Melissa Eckes, a senior at the Milwaukee Institute of Art & Design in Wisconsin, sent me a message this week asking for ideas on how a local public awareness campaign could increase support for funding arts education in public schools. She’s writing her thesis on the importance of art education and wanted my advice, and yours, on how to create a powerful campaign message.
Do have any thoughts you can share with Melissa? Leave a comment on this post if you want to help. You’ll find my suggestion below.
Here’s what Melissa says about the benefits of arts education:
“My idea is creating an public awareness campaign for art education in the Milwaukee school area. A lot of the research I have been doing is finding articles and interesting facts about the benefits of art education. How it helps you be creative and teaches you self-discipline, which is important to many careers today. I understand that when schools are in money troubles, the first thing they cut is art programs. I’ve found that there’s only national advertising for saving art education, and I want to do something local to be more effective.”
One idea I shared with Melissa is to use the power of the unexpected. If you are are talking about art education in schools, use adults instead of kids and more left-brained imagery (less artsy) than right-brained (more artsy). I suggested using images of analytical professionals with tag lines that talk about how arts education helped them get where they are today.

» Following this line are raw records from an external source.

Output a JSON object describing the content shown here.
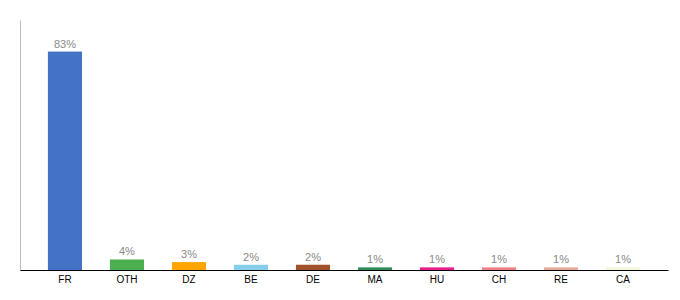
{
  "chart_data": {
    "type": "bar",
    "categories": [
      "FR",
      "OTH",
      "DZ",
      "BE",
      "DE",
      "MA",
      "HU",
      "CH",
      "RE",
      "CA"
    ],
    "values": [
      83,
      4,
      3,
      2,
      2,
      1,
      1,
      1,
      1,
      1
    ],
    "value_labels": [
      "83%",
      "4%",
      "3%",
      "2%",
      "2%",
      "1%",
      "1%",
      "1%",
      "1%",
      "1%"
    ],
    "data_labels": true,
    "colors": [
      "#4472C4",
      "#4CAF50",
      "#FFA500",
      "#87CEEB",
      "#A0522D",
      "#2E8B57",
      "#E91E8C",
      "#F08080",
      "#E8A898",
      "#F5F5DC"
    ],
    "ylim": [
      0,
      95
    ],
    "tick_labels": "x",
    "grid": false
  }
}
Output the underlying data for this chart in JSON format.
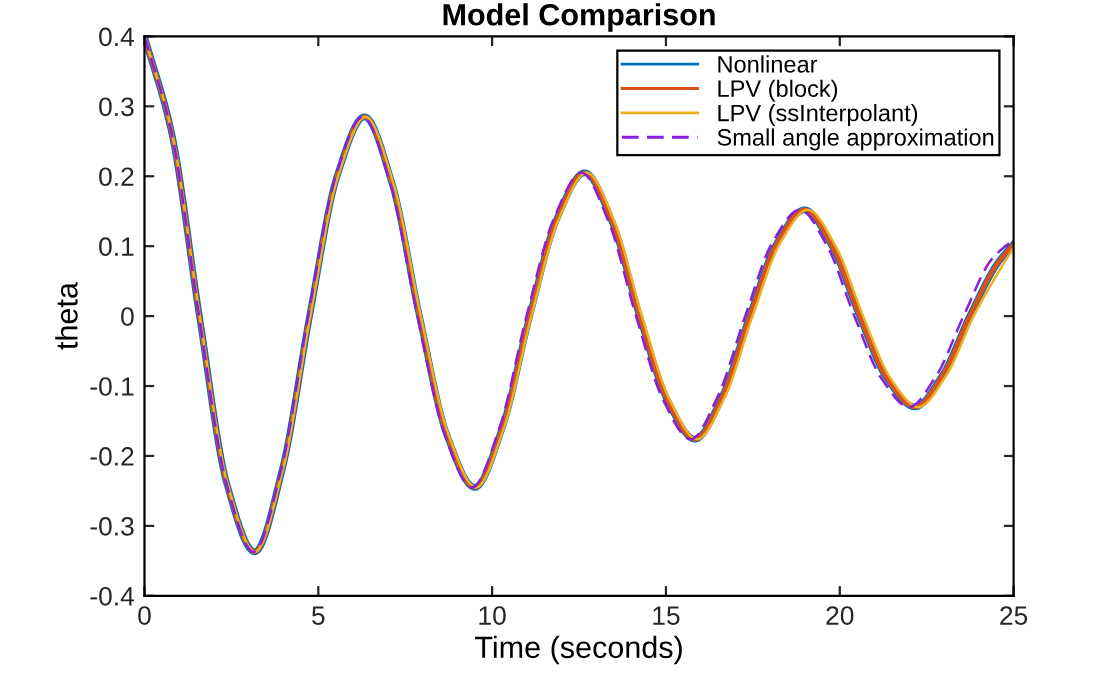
{
  "chart_data": {
    "type": "line",
    "title": "Model Comparison",
    "xlabel": "Time (seconds)",
    "ylabel": "theta",
    "xlim": [
      0,
      25
    ],
    "ylim": [
      -0.4,
      0.4
    ],
    "xticks": [
      0,
      5,
      10,
      15,
      20,
      25
    ],
    "yticks": [
      -0.4,
      -0.3,
      -0.2,
      -0.1,
      0,
      0.1,
      0.2,
      0.3,
      0.4
    ],
    "grid": false,
    "legend": "top right",
    "marker": "none",
    "series": [
      {
        "name": "Nonlinear",
        "color": "#0072bd",
        "line_style": "solid",
        "x": [
          0,
          0.79,
          1.58,
          2.37,
          3.17,
          3.96,
          4.75,
          5.54,
          6.33,
          7.12,
          7.91,
          8.7,
          9.5,
          10.29,
          11.08,
          11.87,
          12.66,
          13.45,
          14.24,
          15.04,
          15.83,
          16.62,
          17.41,
          18.2,
          18.99,
          19.78,
          20.57,
          21.37,
          22.16,
          22.95,
          23.74,
          24.53,
          25
        ],
        "values": [
          0.4,
          0.26,
          0,
          -0.24,
          -0.337,
          -0.22,
          0,
          0.2,
          0.285,
          0.19,
          0,
          -0.17,
          -0.245,
          -0.16,
          0,
          0.14,
          0.205,
          0.135,
          0,
          -0.12,
          -0.176,
          -0.115,
          0,
          0.105,
          0.152,
          0.1,
          0,
          -0.09,
          -0.13,
          -0.085,
          0,
          0.075,
          0.103
        ]
      },
      {
        "name": "LPV (block)",
        "color": "#d95319",
        "line_style": "solid",
        "x": [
          0,
          0.79,
          1.58,
          2.37,
          3.17,
          3.96,
          4.75,
          5.54,
          6.33,
          7.12,
          7.91,
          8.7,
          9.5,
          10.29,
          11.08,
          11.87,
          12.66,
          13.45,
          14.24,
          15.04,
          15.83,
          16.62,
          17.41,
          18.2,
          18.99,
          19.78,
          20.57,
          21.37,
          22.16,
          22.95,
          23.74,
          24.53,
          25
        ],
        "values": [
          0.4,
          0.26,
          0,
          -0.24,
          -0.337,
          -0.22,
          0,
          0.2,
          0.285,
          0.19,
          0,
          -0.17,
          -0.245,
          -0.16,
          0,
          0.14,
          0.205,
          0.135,
          0,
          -0.12,
          -0.176,
          -0.115,
          0,
          0.105,
          0.152,
          0.1,
          0,
          -0.09,
          -0.13,
          -0.085,
          0,
          0.075,
          0.103
        ]
      },
      {
        "name": "LPV (ssInterpolant)",
        "color": "#edb120",
        "line_style": "solid",
        "x": [
          0,
          0.8,
          1.59,
          2.39,
          3.18,
          3.98,
          4.77,
          5.57,
          6.36,
          7.16,
          7.95,
          8.75,
          9.54,
          10.34,
          11.13,
          11.93,
          12.72,
          13.52,
          14.31,
          15.11,
          15.9,
          16.7,
          17.49,
          18.29,
          19.08,
          19.88,
          20.67,
          21.47,
          22.26,
          23.06,
          23.85,
          24.65,
          25
        ],
        "values": [
          0.4,
          0.26,
          0,
          -0.24,
          -0.337,
          -0.22,
          0,
          0.2,
          0.285,
          0.19,
          0,
          -0.17,
          -0.245,
          -0.16,
          0,
          0.14,
          0.205,
          0.135,
          0,
          -0.12,
          -0.176,
          -0.115,
          0,
          0.105,
          0.152,
          0.1,
          0,
          -0.09,
          -0.13,
          -0.085,
          0,
          0.07,
          0.098
        ]
      },
      {
        "name": "Small angle approximation",
        "color": "#8a1ee0",
        "line_style": "dashed",
        "x": [
          0,
          0.79,
          1.57,
          2.36,
          3.14,
          3.93,
          4.71,
          5.5,
          6.28,
          7.07,
          7.85,
          8.64,
          9.42,
          10.21,
          10.99,
          11.78,
          12.57,
          13.35,
          14.14,
          14.92,
          15.71,
          16.49,
          17.28,
          18.06,
          18.85,
          19.64,
          20.42,
          21.21,
          21.99,
          22.78,
          23.56,
          24.35,
          25
        ],
        "values": [
          0.4,
          0.26,
          0,
          -0.24,
          -0.337,
          -0.22,
          0,
          0.2,
          0.285,
          0.19,
          0,
          -0.17,
          -0.245,
          -0.16,
          0,
          0.14,
          0.205,
          0.135,
          0,
          -0.12,
          -0.176,
          -0.115,
          0,
          0.105,
          0.152,
          0.1,
          0,
          -0.09,
          -0.13,
          -0.085,
          0,
          0.08,
          0.11
        ]
      }
    ]
  }
}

For example, an ad could picture a surgeon with text like “Top brain surgeon. Moves a scalpel with precision. Learned to control his hands that way with a paintbrush in fourth-grade art class.” Then you could include a stat or two about the value of arts education, followed by a strong call to action — whatever the campaign wanted people to do, whether that’s asking the school board to restore funding for the arts or whatever.
What else could Melissa’s arts education campaign try?